First report of pughead skeletal deformity in a Queen Angelfish

Fig. 1 a A healthy queen angelfish H. ciliaris (about 35 cm total length) and b A pughead H. ciliaris (about 30 cm total length) at St. Peter and St. Paul Archipelago, Mid Atlantic Ridge, Brazil

A pughead skeletal deformity is where the entire top jaw is compressed downward, which ends up making the bottom jaw look like it is pushed outward.  While pughead skeletal deformities are more common in captive fish, this condition is relatively rare in wild fish. In captive populations, this condition is typically attributed to “chemical contaminants, dietary limitations or excesses, temperature variations during larval development, and inbreeding.”

According to Francini-Filho  and Amado-Filho, the two scientists who reported this abnormality in the journal Coral Reefs, this is the first recorded incident of pughead skeletal deformity reported in Queen Angelfish and in the family Pomacanthidae.

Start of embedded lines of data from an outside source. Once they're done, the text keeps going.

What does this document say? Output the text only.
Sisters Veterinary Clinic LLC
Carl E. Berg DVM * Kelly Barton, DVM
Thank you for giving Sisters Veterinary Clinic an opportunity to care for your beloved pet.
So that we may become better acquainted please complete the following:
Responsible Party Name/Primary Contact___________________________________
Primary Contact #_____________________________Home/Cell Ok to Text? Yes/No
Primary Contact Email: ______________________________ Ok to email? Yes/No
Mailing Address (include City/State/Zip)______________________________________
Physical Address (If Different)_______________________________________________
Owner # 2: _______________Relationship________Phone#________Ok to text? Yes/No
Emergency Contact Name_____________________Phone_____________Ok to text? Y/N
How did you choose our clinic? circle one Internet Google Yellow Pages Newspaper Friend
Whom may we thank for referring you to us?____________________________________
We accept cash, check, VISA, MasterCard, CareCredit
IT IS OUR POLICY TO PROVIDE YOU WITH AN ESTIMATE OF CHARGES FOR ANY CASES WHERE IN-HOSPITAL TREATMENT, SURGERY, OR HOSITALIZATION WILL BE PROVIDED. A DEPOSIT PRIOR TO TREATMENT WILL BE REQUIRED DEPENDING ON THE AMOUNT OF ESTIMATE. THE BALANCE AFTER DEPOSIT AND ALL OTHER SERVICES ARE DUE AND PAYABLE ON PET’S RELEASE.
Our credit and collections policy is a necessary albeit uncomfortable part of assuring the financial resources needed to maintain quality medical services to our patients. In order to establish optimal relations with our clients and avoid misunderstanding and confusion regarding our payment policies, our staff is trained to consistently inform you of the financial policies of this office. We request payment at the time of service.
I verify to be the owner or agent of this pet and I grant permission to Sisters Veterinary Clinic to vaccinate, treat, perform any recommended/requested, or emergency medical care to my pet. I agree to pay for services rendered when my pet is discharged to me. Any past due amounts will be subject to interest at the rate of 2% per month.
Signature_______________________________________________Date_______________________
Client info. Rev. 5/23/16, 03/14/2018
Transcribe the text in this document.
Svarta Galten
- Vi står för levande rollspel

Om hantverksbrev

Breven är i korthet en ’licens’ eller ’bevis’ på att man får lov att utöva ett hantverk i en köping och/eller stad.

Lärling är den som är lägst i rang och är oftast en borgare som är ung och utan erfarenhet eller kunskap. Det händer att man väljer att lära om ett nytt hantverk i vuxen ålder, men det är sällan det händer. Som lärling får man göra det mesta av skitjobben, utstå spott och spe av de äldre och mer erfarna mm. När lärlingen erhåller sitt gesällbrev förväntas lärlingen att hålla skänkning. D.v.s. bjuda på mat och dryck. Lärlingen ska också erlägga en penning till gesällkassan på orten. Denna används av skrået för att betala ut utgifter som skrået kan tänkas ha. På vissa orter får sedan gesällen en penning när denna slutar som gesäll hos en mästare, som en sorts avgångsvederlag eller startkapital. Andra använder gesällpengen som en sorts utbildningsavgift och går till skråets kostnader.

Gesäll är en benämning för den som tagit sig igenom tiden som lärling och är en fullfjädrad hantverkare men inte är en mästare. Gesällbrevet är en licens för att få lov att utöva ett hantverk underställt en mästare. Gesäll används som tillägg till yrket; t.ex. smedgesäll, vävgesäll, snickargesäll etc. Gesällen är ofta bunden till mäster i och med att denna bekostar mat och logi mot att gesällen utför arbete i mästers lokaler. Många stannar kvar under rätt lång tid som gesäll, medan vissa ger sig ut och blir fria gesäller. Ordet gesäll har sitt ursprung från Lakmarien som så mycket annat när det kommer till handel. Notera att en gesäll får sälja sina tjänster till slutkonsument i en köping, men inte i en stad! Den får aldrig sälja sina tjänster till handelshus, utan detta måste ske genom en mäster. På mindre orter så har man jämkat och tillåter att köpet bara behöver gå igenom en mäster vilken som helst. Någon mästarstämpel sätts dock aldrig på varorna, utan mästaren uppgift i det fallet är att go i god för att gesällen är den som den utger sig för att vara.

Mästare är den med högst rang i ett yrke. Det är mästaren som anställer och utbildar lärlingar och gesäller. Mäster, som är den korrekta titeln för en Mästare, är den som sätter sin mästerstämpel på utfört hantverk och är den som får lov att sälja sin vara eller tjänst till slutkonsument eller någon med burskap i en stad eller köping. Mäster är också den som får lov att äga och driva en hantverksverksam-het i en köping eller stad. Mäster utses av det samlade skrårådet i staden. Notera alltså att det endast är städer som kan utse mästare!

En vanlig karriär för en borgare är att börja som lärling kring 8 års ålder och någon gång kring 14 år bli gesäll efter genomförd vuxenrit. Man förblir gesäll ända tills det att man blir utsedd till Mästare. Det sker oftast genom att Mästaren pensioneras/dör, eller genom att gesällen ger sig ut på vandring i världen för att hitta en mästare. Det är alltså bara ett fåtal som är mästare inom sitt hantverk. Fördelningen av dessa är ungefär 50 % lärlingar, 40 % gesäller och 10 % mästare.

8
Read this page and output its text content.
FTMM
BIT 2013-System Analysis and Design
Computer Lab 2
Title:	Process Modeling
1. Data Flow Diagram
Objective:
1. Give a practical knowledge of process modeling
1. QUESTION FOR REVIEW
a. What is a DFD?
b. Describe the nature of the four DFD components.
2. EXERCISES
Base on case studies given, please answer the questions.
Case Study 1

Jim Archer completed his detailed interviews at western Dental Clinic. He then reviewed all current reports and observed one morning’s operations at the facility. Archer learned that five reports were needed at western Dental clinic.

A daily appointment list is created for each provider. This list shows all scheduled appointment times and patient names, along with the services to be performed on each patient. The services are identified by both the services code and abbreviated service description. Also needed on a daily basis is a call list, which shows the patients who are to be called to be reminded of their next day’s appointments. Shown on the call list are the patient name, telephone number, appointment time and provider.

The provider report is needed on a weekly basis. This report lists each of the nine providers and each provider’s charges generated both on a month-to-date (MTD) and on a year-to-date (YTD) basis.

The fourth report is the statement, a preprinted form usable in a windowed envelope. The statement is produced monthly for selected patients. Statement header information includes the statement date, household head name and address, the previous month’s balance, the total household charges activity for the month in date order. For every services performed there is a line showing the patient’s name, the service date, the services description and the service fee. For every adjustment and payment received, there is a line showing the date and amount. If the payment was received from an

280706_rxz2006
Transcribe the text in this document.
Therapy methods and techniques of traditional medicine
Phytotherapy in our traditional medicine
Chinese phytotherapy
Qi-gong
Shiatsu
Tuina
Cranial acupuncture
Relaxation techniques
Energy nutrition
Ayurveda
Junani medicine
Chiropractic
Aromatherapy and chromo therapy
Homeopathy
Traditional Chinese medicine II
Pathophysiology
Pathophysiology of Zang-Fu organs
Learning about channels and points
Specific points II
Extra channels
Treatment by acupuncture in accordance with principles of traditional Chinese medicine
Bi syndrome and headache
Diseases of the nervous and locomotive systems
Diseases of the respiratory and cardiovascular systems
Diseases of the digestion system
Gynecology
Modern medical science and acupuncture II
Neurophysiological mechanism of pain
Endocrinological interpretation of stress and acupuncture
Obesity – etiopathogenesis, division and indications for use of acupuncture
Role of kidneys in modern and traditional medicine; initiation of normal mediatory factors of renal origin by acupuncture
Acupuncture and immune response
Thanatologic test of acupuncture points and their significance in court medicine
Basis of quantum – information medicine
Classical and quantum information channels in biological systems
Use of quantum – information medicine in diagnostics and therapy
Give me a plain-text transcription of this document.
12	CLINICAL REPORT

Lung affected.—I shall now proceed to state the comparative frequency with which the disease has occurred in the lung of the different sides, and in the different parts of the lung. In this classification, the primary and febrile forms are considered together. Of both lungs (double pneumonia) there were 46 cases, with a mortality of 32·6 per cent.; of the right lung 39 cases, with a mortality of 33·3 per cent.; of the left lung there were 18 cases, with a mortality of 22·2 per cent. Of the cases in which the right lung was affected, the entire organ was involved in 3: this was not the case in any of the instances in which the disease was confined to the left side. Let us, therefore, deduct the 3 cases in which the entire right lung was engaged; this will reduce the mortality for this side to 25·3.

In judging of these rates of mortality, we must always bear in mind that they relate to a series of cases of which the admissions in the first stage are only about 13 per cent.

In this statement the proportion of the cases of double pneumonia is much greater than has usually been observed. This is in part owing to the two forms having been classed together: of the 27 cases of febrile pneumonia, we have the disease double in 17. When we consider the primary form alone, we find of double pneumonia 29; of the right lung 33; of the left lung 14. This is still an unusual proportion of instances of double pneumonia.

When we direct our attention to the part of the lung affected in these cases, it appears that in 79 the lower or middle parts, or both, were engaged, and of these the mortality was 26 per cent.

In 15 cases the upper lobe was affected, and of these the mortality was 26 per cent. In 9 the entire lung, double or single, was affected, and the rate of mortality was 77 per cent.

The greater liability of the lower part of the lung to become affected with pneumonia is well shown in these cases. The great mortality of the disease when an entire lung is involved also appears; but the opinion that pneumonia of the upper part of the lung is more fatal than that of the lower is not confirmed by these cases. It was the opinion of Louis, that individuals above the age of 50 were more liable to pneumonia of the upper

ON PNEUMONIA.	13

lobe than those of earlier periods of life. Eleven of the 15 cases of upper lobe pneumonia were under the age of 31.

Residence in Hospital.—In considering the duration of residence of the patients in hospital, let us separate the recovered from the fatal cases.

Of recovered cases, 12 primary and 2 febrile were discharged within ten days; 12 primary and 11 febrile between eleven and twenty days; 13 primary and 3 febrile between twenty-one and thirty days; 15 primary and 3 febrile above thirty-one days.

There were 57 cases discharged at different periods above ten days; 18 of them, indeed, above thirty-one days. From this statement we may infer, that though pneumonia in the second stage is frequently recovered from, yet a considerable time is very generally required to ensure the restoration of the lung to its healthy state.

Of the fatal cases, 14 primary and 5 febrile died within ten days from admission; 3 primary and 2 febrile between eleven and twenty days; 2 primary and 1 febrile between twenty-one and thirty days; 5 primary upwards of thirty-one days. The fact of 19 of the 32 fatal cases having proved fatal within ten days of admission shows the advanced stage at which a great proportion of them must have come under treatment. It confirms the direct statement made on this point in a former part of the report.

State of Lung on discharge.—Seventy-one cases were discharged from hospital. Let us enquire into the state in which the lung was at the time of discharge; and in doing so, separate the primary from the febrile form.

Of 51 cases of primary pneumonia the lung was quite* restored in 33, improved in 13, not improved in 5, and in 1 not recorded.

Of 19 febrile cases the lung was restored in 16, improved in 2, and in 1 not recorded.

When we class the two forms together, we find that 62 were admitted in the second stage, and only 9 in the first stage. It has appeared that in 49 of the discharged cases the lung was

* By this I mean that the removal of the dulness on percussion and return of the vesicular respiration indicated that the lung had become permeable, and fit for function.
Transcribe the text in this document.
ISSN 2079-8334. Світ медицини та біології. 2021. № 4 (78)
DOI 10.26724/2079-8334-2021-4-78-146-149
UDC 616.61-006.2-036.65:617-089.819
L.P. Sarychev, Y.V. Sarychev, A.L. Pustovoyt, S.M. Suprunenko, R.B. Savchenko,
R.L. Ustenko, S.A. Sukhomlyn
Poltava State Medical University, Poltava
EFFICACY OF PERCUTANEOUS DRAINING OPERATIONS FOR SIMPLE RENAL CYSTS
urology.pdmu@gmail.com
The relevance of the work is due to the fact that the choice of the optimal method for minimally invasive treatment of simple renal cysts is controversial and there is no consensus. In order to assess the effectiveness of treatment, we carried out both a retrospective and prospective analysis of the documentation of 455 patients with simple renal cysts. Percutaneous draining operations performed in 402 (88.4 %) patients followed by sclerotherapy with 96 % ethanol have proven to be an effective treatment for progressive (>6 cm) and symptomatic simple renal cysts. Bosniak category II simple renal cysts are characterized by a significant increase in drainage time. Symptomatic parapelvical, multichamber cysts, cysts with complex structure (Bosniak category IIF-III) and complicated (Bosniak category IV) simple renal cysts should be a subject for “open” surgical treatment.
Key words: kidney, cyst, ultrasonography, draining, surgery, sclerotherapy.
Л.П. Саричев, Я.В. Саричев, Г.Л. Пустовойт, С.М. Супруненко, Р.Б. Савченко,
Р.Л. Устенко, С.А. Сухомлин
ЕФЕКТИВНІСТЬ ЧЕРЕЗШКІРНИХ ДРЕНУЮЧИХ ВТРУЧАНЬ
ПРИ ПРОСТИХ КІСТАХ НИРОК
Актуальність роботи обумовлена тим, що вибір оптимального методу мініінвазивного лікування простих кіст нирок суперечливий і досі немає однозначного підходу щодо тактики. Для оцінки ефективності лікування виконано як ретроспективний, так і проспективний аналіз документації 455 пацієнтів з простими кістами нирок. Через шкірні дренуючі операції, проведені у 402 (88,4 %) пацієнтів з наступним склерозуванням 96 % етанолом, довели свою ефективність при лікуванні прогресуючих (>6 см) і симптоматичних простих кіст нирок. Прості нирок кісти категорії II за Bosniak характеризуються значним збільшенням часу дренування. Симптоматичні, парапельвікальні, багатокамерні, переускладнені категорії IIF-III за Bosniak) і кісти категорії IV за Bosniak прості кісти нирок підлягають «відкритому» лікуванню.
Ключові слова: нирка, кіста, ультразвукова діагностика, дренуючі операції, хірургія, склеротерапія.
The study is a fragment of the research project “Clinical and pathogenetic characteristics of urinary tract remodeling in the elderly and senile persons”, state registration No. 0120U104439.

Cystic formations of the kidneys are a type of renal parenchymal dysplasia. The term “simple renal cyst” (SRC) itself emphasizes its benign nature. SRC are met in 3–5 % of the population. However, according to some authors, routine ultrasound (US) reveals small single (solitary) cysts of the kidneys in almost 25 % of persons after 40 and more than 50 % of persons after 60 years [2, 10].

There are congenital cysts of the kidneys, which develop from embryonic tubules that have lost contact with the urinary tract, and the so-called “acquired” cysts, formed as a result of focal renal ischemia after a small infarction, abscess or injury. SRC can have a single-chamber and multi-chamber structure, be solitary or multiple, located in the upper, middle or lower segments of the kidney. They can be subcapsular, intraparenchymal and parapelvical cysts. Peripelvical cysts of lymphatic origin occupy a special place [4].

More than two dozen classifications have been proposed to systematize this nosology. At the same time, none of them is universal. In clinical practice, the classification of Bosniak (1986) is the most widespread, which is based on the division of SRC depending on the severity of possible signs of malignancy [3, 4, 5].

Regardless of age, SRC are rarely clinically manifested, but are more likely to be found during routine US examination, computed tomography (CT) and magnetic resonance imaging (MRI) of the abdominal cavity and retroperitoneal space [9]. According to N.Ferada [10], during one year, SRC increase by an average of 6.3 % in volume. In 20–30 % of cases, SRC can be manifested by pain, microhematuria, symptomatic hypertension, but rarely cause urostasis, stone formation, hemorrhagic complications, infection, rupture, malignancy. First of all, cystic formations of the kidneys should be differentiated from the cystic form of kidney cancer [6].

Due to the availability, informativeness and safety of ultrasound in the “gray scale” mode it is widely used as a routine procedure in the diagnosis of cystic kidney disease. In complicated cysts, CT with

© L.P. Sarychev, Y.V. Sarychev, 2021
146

During a diving trip between May 24 and June 8, 2011, they found two Queen Angelfish, Holacanthus ciliaris, while at St. Peter and St. Paul Archipelago, Mid Atlantic Ridge, Brazil. Both fish were large, ranging from 30 to 35 cm in length (12-14 inches) and appeared healthy with the exception of the pughead skeletal deformity. Given that inbreeding and low genetic connectivity are already reported for this species in St. Peter and St. Paul Archipelago, Francini-Filho and Amado-Filho both believe this is what caused the abnormality.